Moje córki mają 10 lat i czytają więcej ode mnie. Jak to się stało? Nie robiłam chyba nic szczególnego a ich miłość do książek jest tak wielka, że zaczynają i kończą z nimi każdy dzień. Czy mam przepis na to, jak zachęcić dziecko do czytania? Być może.
Czym skorupka za młodu
Może wcale nie jest prawdą, że nie robiłam nic szczególnego. Owszem, nie czytałam im na głos, kiedy byłam z nimi w ciąży. Nie puszczałam im nawet muzyki. Nie uczyłam ich czytać, kiedy miały 5 lat. Ale przecież jednocześnie nie wręczyłam im wtedy tabletów czy komórek. Nie posadziłam przed telewizorem, który u mnie jest zwykle wyłączony. Dzieci oglądają na nim tylko bajki lub filmy po kolacji, my później jakiś serial. Przede wszystkim jednak mam książki, dużo książek. Tyle na ile pozwala mi moje mieszkanie. Sama dużo czytam. Mąż też nie stroni od książek.
Czytanie dzieciom
Kiedy moje córki były zupełnie małe, nie były zainteresowane książkami. Służyły im one głównie do darcia i jedzenia, jak większości dzieciom w tym wieku. Nie czytałam im na siłę. Z czasem same przekonały się do książek i coraz chętniej słuchały, kiedy im czytaliśmy. Na początku bajki, potem coraz pokaźniejsze książeczki. Bez rytuałów typu czytanie przed snem. Po prostu wtedy, kiedy o to prosiły. Ich ulubionymi książkami były „Bajeczki o zwierzętach” z Wydawnictwa Elżbiety Jarmołkiewicz, potem cykl „Pan Kuleczka” Wojciecha Widłaka i „Pafnucy” Joanny Chmielewskiej.
Audiobooki
Wraz z pójściem do przedszkola córki zaczęły chorować. Większość czasu spędzały wtedy w domu. Nie mogliśmy im czytać tyle, ile chciały. Wtedy zaczęła się ich przygoda z audiobookami. Słuchały ich podczas malowania, zabawy, zasypiania. Przesłuchały wszystko, co udało nam się znaleźć. Baśnie, legendy, lektury, często dla nieco starszych dzieci. Wielokrotnie. Szczególnie lubiły „Kocie historie” Tomasza Macieja Trojanowskiego świetnie czytane przez Jarosława Boberka i „Magiczne drzewo. Czerwone krzesło” Andrzeja Maleszki w fantastycznym wykonaniu Marcina Dorocińskiego. Uwielbiają je do dziś.
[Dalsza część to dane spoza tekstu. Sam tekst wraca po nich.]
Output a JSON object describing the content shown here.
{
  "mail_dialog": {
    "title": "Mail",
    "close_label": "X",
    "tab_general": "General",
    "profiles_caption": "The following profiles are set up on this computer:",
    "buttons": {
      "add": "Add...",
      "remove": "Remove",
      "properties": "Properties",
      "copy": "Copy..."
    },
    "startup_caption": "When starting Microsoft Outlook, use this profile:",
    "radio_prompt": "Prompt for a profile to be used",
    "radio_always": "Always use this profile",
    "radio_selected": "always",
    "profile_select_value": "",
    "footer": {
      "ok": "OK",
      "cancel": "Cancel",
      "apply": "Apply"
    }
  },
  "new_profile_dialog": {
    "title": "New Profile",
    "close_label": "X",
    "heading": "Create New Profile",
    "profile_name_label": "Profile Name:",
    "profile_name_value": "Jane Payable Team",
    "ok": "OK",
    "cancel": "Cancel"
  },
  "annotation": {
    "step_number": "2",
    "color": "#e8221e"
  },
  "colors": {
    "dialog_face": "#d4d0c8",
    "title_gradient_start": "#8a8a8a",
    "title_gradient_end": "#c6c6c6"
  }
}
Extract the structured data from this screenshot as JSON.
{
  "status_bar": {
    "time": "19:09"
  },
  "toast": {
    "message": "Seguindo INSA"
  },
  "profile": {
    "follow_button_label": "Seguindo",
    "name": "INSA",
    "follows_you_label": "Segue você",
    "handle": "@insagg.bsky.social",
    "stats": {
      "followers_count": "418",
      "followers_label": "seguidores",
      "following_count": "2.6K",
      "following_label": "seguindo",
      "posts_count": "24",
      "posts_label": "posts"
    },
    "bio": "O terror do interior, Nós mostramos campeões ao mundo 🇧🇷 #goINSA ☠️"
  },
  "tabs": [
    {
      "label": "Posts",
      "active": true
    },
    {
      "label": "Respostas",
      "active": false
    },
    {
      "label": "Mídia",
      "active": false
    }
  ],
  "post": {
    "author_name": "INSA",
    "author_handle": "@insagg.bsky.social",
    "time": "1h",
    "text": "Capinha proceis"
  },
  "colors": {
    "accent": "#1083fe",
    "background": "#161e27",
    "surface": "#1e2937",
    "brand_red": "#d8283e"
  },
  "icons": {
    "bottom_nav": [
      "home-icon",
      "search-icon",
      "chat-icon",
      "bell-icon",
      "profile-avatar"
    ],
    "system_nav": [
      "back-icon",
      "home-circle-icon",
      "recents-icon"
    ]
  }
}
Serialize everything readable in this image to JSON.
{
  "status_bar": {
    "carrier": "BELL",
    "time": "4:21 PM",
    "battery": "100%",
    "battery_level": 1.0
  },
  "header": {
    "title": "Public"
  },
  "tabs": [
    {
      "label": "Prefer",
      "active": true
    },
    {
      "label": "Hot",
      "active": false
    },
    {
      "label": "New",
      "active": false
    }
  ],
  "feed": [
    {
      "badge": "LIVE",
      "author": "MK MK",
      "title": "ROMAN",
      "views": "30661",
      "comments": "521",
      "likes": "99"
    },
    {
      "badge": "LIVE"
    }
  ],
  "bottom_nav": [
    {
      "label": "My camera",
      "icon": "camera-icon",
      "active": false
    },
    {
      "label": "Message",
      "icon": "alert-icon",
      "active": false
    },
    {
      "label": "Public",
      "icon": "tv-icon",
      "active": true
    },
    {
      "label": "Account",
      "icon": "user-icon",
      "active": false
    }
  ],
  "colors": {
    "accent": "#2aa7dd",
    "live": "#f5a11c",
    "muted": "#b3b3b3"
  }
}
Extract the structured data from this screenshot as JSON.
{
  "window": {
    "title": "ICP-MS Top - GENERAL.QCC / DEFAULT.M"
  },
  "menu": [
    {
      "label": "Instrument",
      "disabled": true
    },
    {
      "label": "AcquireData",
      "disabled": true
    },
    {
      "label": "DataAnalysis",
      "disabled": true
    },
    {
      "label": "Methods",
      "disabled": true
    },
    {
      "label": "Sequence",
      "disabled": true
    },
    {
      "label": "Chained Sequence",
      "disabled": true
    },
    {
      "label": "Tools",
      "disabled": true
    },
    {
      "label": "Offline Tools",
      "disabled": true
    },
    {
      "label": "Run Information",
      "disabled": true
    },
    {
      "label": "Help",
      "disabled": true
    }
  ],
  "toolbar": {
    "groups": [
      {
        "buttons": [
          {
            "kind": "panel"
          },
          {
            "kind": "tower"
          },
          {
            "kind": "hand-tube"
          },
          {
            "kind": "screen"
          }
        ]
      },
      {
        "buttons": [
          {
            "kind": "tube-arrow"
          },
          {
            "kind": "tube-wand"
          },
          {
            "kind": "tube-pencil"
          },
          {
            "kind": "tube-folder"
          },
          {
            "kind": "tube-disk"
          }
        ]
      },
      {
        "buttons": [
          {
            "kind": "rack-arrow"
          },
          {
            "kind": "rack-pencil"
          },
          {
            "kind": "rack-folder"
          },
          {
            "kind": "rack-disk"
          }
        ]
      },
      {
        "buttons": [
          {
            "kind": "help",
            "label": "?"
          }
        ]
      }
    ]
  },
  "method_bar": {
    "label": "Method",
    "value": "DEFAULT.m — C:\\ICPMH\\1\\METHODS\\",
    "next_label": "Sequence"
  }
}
Pierwsze samodzielnie czytane książki
Mniej więcej w okolicach zerówki, gdy powoli uczyły się czytać, słuchały wspomnianego już „Czerwonego krzesła” oraz „Nawiedzonego domu” Joanny Chmielewskiej. Bardzo je zainteresowały a kiedy okazało się, że dalszy ciąg istnieje tylko w wersji pisanej, sięgnęły po książki. Poza tym podrzucałam im, na początku niewielkie objętościowo, pozycje o tym, co je interesowało. W ich przypadku głównie o zwierzętach. Same jednak szybko zauważyły, że np. wszystkie książki z serii „Zaopiekuj się mną” są do siebie podobne i za krótkie.
Wybór lektur
Nie uważam, że czytanie klasyki jest lepsze niż czytanie romansów. Dlatego nie nalegam, by moje dzieci czytały lektury, chyba że są przerabiane w szkole. Jednocześnie to jest ten moment, kiedy ja kształtuję ich gust. Sama wybieram im książki. Nie tylko nowości, które bywają dobre i wciągające jak książki Maleszki czy Agnieszki Stelmaszyk, ale również pozycje, które czytałam w dzieciństwie (Joanny Chmielewskiej, Jerzego Broszkiewicza czy Zbigniewa Nienackiego). Ale o tym, co czytają moje dzieci, szerzej pisałam już tutaj a wkrótce kolejne części cyklu, bo przecież czytają coraz więcej.
Mówią, że kto czyta książki, żyje podwójnie. Ja czasem wściekam się, kiedy moje córki po otwarciu rano oczu zamiast ubierać się sięgają po książki. Albo kiedy czytają w łazience zamiast myć zęby. Przypominam sobie wtedy, jak zarywałam noce dla Chmielewskiej i czytałam Kinga zamiast uczyć się do egzaminów. Chyba nie ma czegoś takiego, jak za dużo książek, prawda?